I wrote my novel Regulation 19 in the cloud, In this post, I want to talk about why I did that, how I did it, and the pros and cons I found in doing so.
I’ve been an avid user or Google Drive (previously Google Docs) for a long time. I am a big fan of being able to access things like my household budget, my story notes, and drafts of my works in progress from any mobile device, tablet, or computer. I use Evernote for some of that stuff (future post idea: Evernote for writers), but when the situation calls for a document or spreadsheet, I turn to Google Drive.
Shortly before I started writing Regulation 19, my laptop died. (Don’t yell at me nerds. I know laptops never really die. By die, I mean it was broken to the point where I was unwilling to pay to have it fixed.) For some reason, I go through laptops like crazy. To be far, I was doing a lot of audio recording at the time. I was recording a weekly podcast (Six-String Bliss), and I was recording my own music. I had the laptop bogged down with a ton of audio software. But I was sick of the slow speed, the eight zillion unnecessary pre-installed programs, and the ridiculously slow boot up/boot down times.

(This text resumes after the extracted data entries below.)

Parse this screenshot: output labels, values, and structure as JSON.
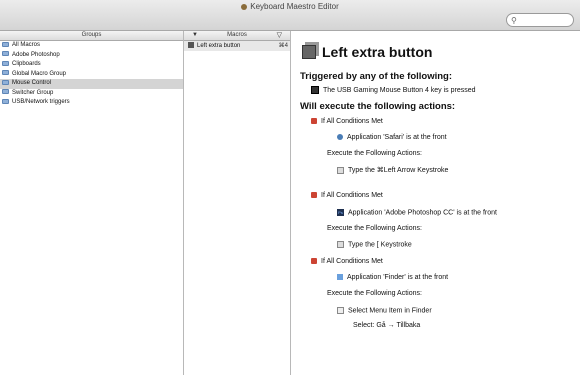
{
  "window": {
    "title": "Keyboard Maestro Editor",
    "search_placeholder": ""
  },
  "groups_header": "Groups",
  "groups": [
    "All Macros",
    "Adobe Photoshop",
    "Clipboards",
    "Global Macro Group",
    "Mouse Control",
    "Switcher Group",
    "USB/Network triggers"
  ],
  "selected_group": "Mouse Control",
  "macros_header": "Macros",
  "macros": [
    {
      "name": "Left extra button",
      "shortcut": "⌘4"
    }
  ],
  "editor": {
    "macro_name": "Left extra button",
    "triggered_heading": "Triggered by any of the following:",
    "trigger": "The USB Gaming Mouse Button 4 key is pressed",
    "actions_heading": "Will execute the following actions:",
    "blocks": [
      {
        "if": "If All Conditions Met",
        "condition": "Application 'Safari' is at the front",
        "execute": "Execute the Following Actions:",
        "action": "Type the ⌘Left Arrow Keystroke"
      },
      {
        "if": "If All Conditions Met",
        "condition": "Application 'Adobe Photoshop CC' is at the front",
        "execute": "Execute the Following Actions:",
        "action": "Type the [ Keystroke"
      },
      {
        "if": "If All Conditions Met",
        "condition": "Application 'Finder' is at the front",
        "execute": "Execute the Following Actions:",
        "action": "Select Menu Item in Finder",
        "detail": "Select: Gå → Tillbaka"
      }
    ]
  }
}
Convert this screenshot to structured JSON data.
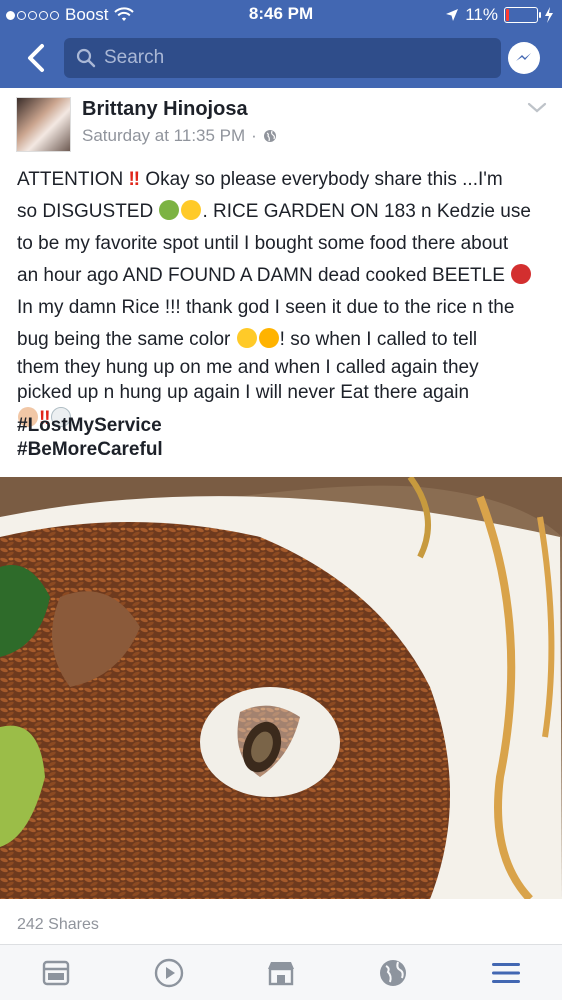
{
  "status_bar": {
    "carrier": "Boost",
    "time": "8:46 PM",
    "battery_percent": "11%",
    "battery_level": 0.11,
    "icons": [
      "signal-dots",
      "wifi-icon",
      "location-arrow-icon",
      "battery-icon",
      "charging-icon"
    ]
  },
  "nav": {
    "search_placeholder": "Search",
    "icons": [
      "back-chevron-icon",
      "search-icon",
      "messenger-icon"
    ]
  },
  "post": {
    "author": "Brittany Hinojosa",
    "timestamp": "Saturday at 11:35 PM",
    "separator": "·",
    "privacy_icon": "globe-icon",
    "text_lines": [
      "ATTENTION",
      "Okay so please everybody share this ...I'm",
      "so DISGUSTED",
      ". RICE GARDEN ON 183 n Kedzie use",
      "to be my favorite spot until I bought some food there about",
      "an hour ago AND FOUND A DAMN dead cooked BEETLE",
      "In my damn Rice !!! thank god I seen it due to the rice n the",
      "bug being the same color",
      "! so when I called to tell",
      "them they hung up on me and when I called again they",
      "picked up n hung up again  I will never Eat there again"
    ],
    "exclamation": "‼",
    "hashtags": [
      "#LostMyService",
      "#BeMoreCareful"
    ],
    "shares": "242 Shares",
    "photo_alt_icon": "photo-of-fried-rice-with-beetle"
  },
  "tabbar": {
    "items": [
      "news-feed-icon",
      "video-icon",
      "marketplace-icon",
      "notifications-globe-icon",
      "menu-icon"
    ],
    "active_index": 4
  },
  "colors": {
    "brand": "#4267b2",
    "search_bg": "#2f4d8a",
    "meta_text": "#90949c",
    "active_tab": "#4267b2",
    "inactive_tab": "#8d949e"
  }
}
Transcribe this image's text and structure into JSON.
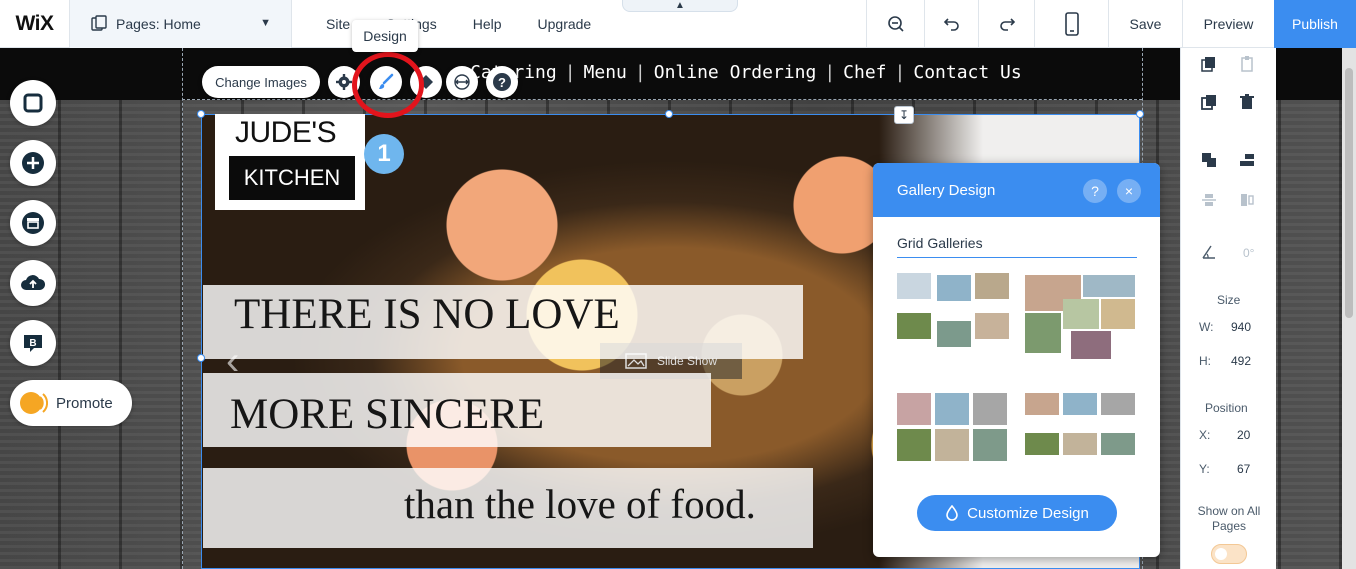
{
  "topbar": {
    "logo": "WiX",
    "pages_label": "Pages: Home",
    "menu": [
      "Site",
      "Settings",
      "Help",
      "Upgrade"
    ],
    "save": "Save",
    "preview": "Preview",
    "publish": "Publish"
  },
  "tooltip": {
    "design": "Design"
  },
  "site_nav": [
    "Catering",
    "Menu",
    "Online Ordering",
    "Chef",
    "Contact Us"
  ],
  "left_panel": {
    "promote": "Promote"
  },
  "element_toolbar": {
    "change_images": "Change Images"
  },
  "logo": {
    "top": "JUDE'S",
    "bottom": "KITCHEN"
  },
  "badge": "1",
  "headline": {
    "line1": "THERE IS NO LOVE",
    "line2": "MORE SINCERE",
    "line3": "than the love of food."
  },
  "slideshow_label": "Slide Show",
  "gallery_design": {
    "title": "Gallery Design",
    "help": "?",
    "close": "×",
    "section": "Grid Galleries",
    "customize": "Customize Design"
  },
  "inspector": {
    "rotation": "0°",
    "size_label": "Size",
    "w_label": "W:",
    "w_value": "940",
    "h_label": "H:",
    "h_value": "492",
    "position_label": "Position",
    "x_label": "X:",
    "x_value": "20",
    "y_label": "Y:",
    "y_value": "67",
    "show_all_pages": "Show on All Pages"
  },
  "colors": {
    "accent": "#3b8df0",
    "highlight": "#e2141c",
    "badge": "#6fb6ee"
  }
}
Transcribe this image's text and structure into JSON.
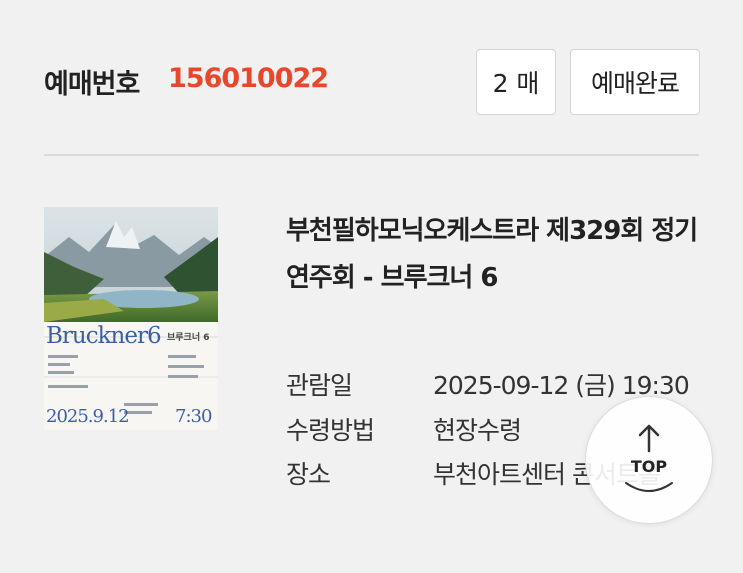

I started researching alternatives, and I learned about the Google Chromebook. I liked the concept immediately. The idea of a machine that updates automatically and does everything in-browser was very appealing. Â As was the price: $250. I did a little more research and found that I could do almost everything I needed to in the cloud, including podcasting and recording music. The Chromebook also comes 100G free storage space in Google Drive, which is plenty for me.
So I headed to the local Best Buy to buy my Chromebook. (Note to readers in the future: Best Buy was an electronics store where we purchased TVs and Blu-Rays from lackadaisical, disinterested employees. Enjoy your jetpack!)
Buying the Chromebook was an odd experience. The Best Buy salesperson actively tried to talk me out of it. He warned me that it wasn’t a real laptop. He told me that for only $50 more, I could get a real laptop pre-loaded with a ton of programs. He said, “Did you know you can’t even run Microsoft Word on his thing.”
I understand. The Chromebook is a love it or hate it type deal. If you like the concept of doing things in the cloud, you’ll dig it. If you prefer to run your programs and save your files locally, you won’t.
Finally, I told the guy, “Look, my mind is made up. Can I just buy the Chromebook, please?”
After that reluctant transaction was closed, I headed home and fired up the Chromebook. I was impressed with it then, and I am still impressed with it almost a year later. The boot-up speed is crazy fast (there are almost no programs to boot). The updates are frequent and keep things running smoothly, with the occasional cool new feature popping up. The computer is just as fast today as it was the day I bought it.
One of my favorite aspects of the Chromebook is the keyboard. It is a real pleasure to type on this bad boy. It feels more natural than most keyboards. That may not sound like a big deal, but when you are typing out 90k-plus words, it becomes a major factor.
My only complaint about writing a novel-length project in Google Drive is that the document became very slow to open once I reached about the 30k word mark. It wasn’t the end of the world, but it did take a long time to get started writing. And it kinda killed the momentum a time or Â two. I intend to solve this by splitting the novel into 4-5 documents this next time.
I did end up formatting the novel on a PC. Next time, I may take a stab at doing that in Google Drive as well.
So do I recommend the Chromebook for writers? Absolutely! The keyboard, the speed of computer, and the neat and always growing feature set of Google Drive make for a great writing experience.